We would like to thank Pedro Álvares Ribeiro, CESAR – Coleção Espírito Santo Almeida Roque, Coleção da Caixa Geral de Depósitos, Coleção Figueiredo Ribeiro, Collection Catarina Maldonado and Luís Marques Pais, Collection Gerardo van Waalwijk van Doorn, Collection Juan Várez, Collection Miguel Nabinho, Collection Peter Meeker, Sílvia Dauder, Mark Deputter, Fundação de Serralves – Museu de Arte Contemporânea, Cornelia Grassi, greengrassi, Lab’Bel collection, Pierre Leguillon, Tobias Madison, ProjecteSD, Philippe Vergne

Biography:
Ana Jotta (b. Lisbon, 1946) attended the Lisbon Fine Arts Academy from 1963-64. Her work was shown for the first time in 1979 and she participated in a few group exhibitions over the following years.
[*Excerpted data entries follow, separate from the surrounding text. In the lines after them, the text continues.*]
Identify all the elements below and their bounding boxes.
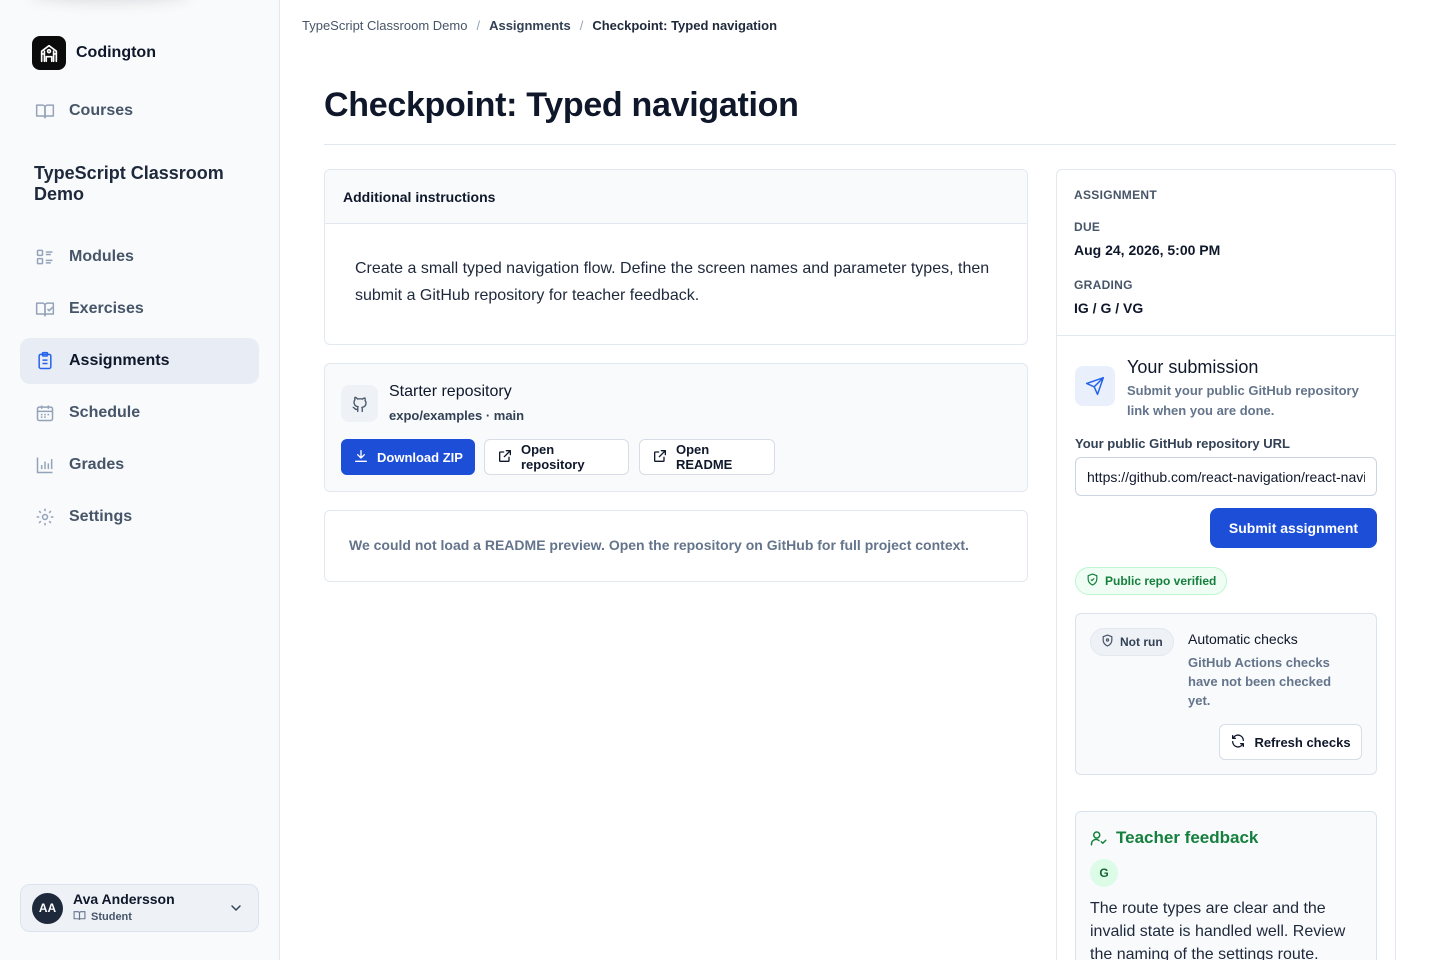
grading-label: GRADING bbox=[1074, 278, 1133, 292]
sidebar-item-label: Grades bbox=[69, 456, 125, 473]
breadcrumb-current: Checkpoint: Typed navigation bbox=[592, 18, 778, 33]
status-badge: Public repo verified bbox=[1075, 567, 1228, 595]
external-link-icon bbox=[652, 448, 668, 467]
brand-name: Codington bbox=[76, 44, 156, 61]
gear-icon bbox=[35, 507, 55, 527]
sidebar-item-label: Schedule bbox=[69, 404, 141, 421]
divider bbox=[1057, 335, 1395, 336]
user-menu[interactable]: AA Ava Andersson Student bbox=[20, 884, 259, 932]
starter-repo-card: Starter repository expo/examples · main … bbox=[324, 363, 1028, 492]
checks-title: Automatic checks bbox=[1188, 631, 1298, 647]
submission-description: Submit your public GitHub repository lin… bbox=[1127, 383, 1359, 418]
sidebar-item-label: Modules bbox=[69, 248, 134, 265]
submission-title: Your submission bbox=[1127, 357, 1259, 377]
checks-description: GitHub Actions checks have not been chec… bbox=[1188, 655, 1332, 708]
breadcrumb: TypeScript Classroom Demo / Assignments … bbox=[302, 18, 777, 33]
shield-icon bbox=[1101, 634, 1114, 650]
feedback-text: The route types are clear and the invali… bbox=[1090, 900, 1346, 960]
due-value: Aug 24, 2026, 5:00 PM bbox=[1074, 242, 1221, 258]
sidebar: Codington Courses TypeScript Classroom D… bbox=[0, 0, 280, 960]
sidebar-item-label: Exercises bbox=[69, 300, 144, 317]
assignment-section-label: ASSIGNMENT bbox=[1074, 188, 1158, 202]
refresh-checks-button[interactable]: Refresh checks bbox=[1219, 724, 1362, 760]
automatic-checks-card: Not run Automatic checks GitHub Actions … bbox=[1075, 613, 1377, 775]
sidebar-item-exercises[interactable]: Exercises bbox=[20, 286, 259, 332]
user-name: Ava Andersson bbox=[73, 891, 175, 907]
top-shadow bbox=[30, 0, 190, 4]
sidebar-item-settings[interactable]: Settings bbox=[20, 494, 259, 540]
readme-notice: We could not load a README preview. Open… bbox=[324, 510, 1028, 582]
repo-title: Starter repository bbox=[389, 383, 512, 400]
student-icon bbox=[73, 909, 86, 925]
download-icon bbox=[353, 448, 369, 467]
refresh-icon bbox=[1230, 733, 1246, 752]
breadcrumb-separator: / bbox=[579, 18, 584, 33]
due-label: DUE bbox=[1074, 220, 1101, 234]
feedback-title: Teacher feedback bbox=[1116, 828, 1259, 847]
assignment-panel: ASSIGNMENT DUE Aug 24, 2026, 5:00 PM GRA… bbox=[1056, 169, 1396, 960]
repo-branch: expo/examples · main bbox=[389, 408, 525, 423]
shield-check-icon bbox=[1086, 573, 1099, 589]
checks-status-label: Not run bbox=[1120, 635, 1163, 649]
instructions-heading: Additional instructions bbox=[325, 170, 1027, 224]
clipboard-icon bbox=[35, 351, 55, 371]
breadcrumb-course[interactable]: TypeScript Classroom Demo bbox=[302, 18, 467, 33]
open-readme-button[interactable]: Open README bbox=[639, 439, 775, 475]
calendar-icon bbox=[35, 403, 55, 423]
external-link-icon bbox=[497, 448, 513, 467]
user-role-label: Student bbox=[91, 911, 132, 923]
user-check-icon bbox=[1090, 829, 1108, 852]
page-title: Checkpoint: Typed navigation bbox=[324, 86, 799, 124]
school-logo-icon bbox=[32, 36, 66, 70]
send-icon bbox=[1075, 366, 1115, 406]
verified-label: Public repo verified bbox=[1105, 574, 1217, 588]
sidebar-item-label: Settings bbox=[69, 508, 133, 525]
breadcrumb-assignments[interactable]: Assignments bbox=[489, 18, 571, 33]
open-readme-label: Open README bbox=[676, 442, 733, 472]
sidebar-item-label: Courses bbox=[69, 102, 134, 119]
grade-badge: G bbox=[1090, 859, 1118, 887]
sidebar-item-modules[interactable]: Modules bbox=[20, 234, 259, 280]
divider bbox=[324, 144, 1396, 145]
download-zip-label: Download ZIP bbox=[377, 449, 463, 465]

From 1977–1987, she was very involved with theatre, as both set and costume designer and actress. During those years she worked closely with theatre director Osório Mateus on productions based on texts by Denis Diderot, Frank Wedekind, Gil Vicente, Samuel Beckett, Almeida Garret and Tennessee Williams. Set design for films The Other One, 1980, directed by João Botelho, and Silvestre, 1981, directed by João César Monteiro. First solo exhibition in 1987, becoming, in her own words, a ‘professional amateur’ in the art world. Retrospective exhibition, Ana Jotta Street, at the Serralves Museum, Porto, 2005. Culturgest, Lisbon, presented the exhibition The Conclusion of the Precedent in 2014, which focussed on work made since 2005; following this exhibition she was awarded the EDP Foundation Art Prize and the Portuguese AICA Award. An entirely different survey exhibition, Cassandra, at Culturgest, Porto, 2016. Solo exhibitions outside of Portugal include: Ti re li re, Crédac, Ivry-sur-Seine, 2016; pɔːtjuˈɡiːz ˈhæn.di.krɑːft,, Établissement d’en face, Brussels, 2016; Das-ist-Das?, Temporary Gallery, Cologne, 2018; Une chambre en ville, Cité internationale des arts, Paris, 2022; and Never the Less, CCA Wattis Institute, San Francisco, 2023. In 2017, she received the Rosa Schapire Art Prize awarded by the Friends of the Hamburger Kunsthalle. In September 2024 her exhibition On peut, on peut encore will open at WIELS, Brussels.